Elizabeth Pond is a Berlin-based journalist and the author of several books on Germany, Europe, and the Balkans.
She was a foreign correspondent for The Christian Science Monitor for two decades in Saigon (during the Vietnam war), in Japan (when Nixon famously visited China), in the Soviet Union (during Brezhnev’s age of stagnation) and in Germany (when the Berlin wall came down, the cold war ended and the two Germanys reunited).
She has also written for Foreign Affairs, Survival, International Security, the Washington Quarterly, the World Policy Journal, the Wall Street Journal, Internationale Politik, Die Zeit and other magazines and newspapers. From 2000-2005, she was the first editor of the English edition of Internationale Politik.
In academic sabbaticals, she has taught at the Bologna center of the Johns Hopkins School of Advanced International Studies, Simmons College, Principia College and Bonn University.

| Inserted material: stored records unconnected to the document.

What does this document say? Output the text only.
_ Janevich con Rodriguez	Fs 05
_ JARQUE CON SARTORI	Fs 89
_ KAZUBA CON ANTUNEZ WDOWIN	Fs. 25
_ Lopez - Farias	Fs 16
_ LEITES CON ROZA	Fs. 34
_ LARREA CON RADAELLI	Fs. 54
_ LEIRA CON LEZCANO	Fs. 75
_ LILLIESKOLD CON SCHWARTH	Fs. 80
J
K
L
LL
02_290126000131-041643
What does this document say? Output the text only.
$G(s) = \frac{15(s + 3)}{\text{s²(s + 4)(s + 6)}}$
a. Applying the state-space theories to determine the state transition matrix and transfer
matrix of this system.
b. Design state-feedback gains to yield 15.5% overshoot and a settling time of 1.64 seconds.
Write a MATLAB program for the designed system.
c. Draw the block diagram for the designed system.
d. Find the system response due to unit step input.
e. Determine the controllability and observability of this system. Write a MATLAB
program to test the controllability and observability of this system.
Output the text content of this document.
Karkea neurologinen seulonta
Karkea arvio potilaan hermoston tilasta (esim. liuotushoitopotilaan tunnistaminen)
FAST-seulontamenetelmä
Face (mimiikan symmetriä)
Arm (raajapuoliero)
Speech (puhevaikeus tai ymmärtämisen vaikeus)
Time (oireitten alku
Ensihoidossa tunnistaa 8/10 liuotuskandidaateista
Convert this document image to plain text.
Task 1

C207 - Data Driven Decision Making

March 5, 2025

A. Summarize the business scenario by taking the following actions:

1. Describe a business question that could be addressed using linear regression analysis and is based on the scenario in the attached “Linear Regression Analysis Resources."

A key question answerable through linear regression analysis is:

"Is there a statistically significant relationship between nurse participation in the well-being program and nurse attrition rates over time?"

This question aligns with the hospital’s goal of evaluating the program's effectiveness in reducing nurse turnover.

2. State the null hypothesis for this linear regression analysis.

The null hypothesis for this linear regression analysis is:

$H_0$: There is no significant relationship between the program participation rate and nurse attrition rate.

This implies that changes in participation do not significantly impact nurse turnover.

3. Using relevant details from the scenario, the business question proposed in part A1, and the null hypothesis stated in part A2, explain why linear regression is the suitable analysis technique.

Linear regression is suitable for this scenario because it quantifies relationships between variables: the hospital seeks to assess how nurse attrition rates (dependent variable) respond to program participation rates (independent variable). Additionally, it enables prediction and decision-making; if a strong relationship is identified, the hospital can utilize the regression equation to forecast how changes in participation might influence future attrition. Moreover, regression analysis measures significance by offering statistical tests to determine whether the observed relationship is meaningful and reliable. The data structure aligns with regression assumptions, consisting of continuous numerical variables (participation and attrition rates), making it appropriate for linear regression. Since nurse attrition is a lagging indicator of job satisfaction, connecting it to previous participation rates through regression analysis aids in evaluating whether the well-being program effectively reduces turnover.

Her books include From the Yaroslavsky Station (London: Gollancz and New York: St. Martin’s, 1981, 1984, 1985 and 1988); Beyond the Wall: Germany’s Road to Unification (Washington, D.C., Brookings), The German Question and Other German Questions (written with David Schoenbaum, Basingstoke and Stuttgart, Macmillan and DVA, 1996 and 1997); The Rebirth of Europe (Brookings, 1999 and Propylaeen, 2000); Friendly Fire: The Near-Death of the Transatlantic Alliance (Brookings, 2004); and Endgame in the Balkans: Regime Change, European Style (Brookings, 2006).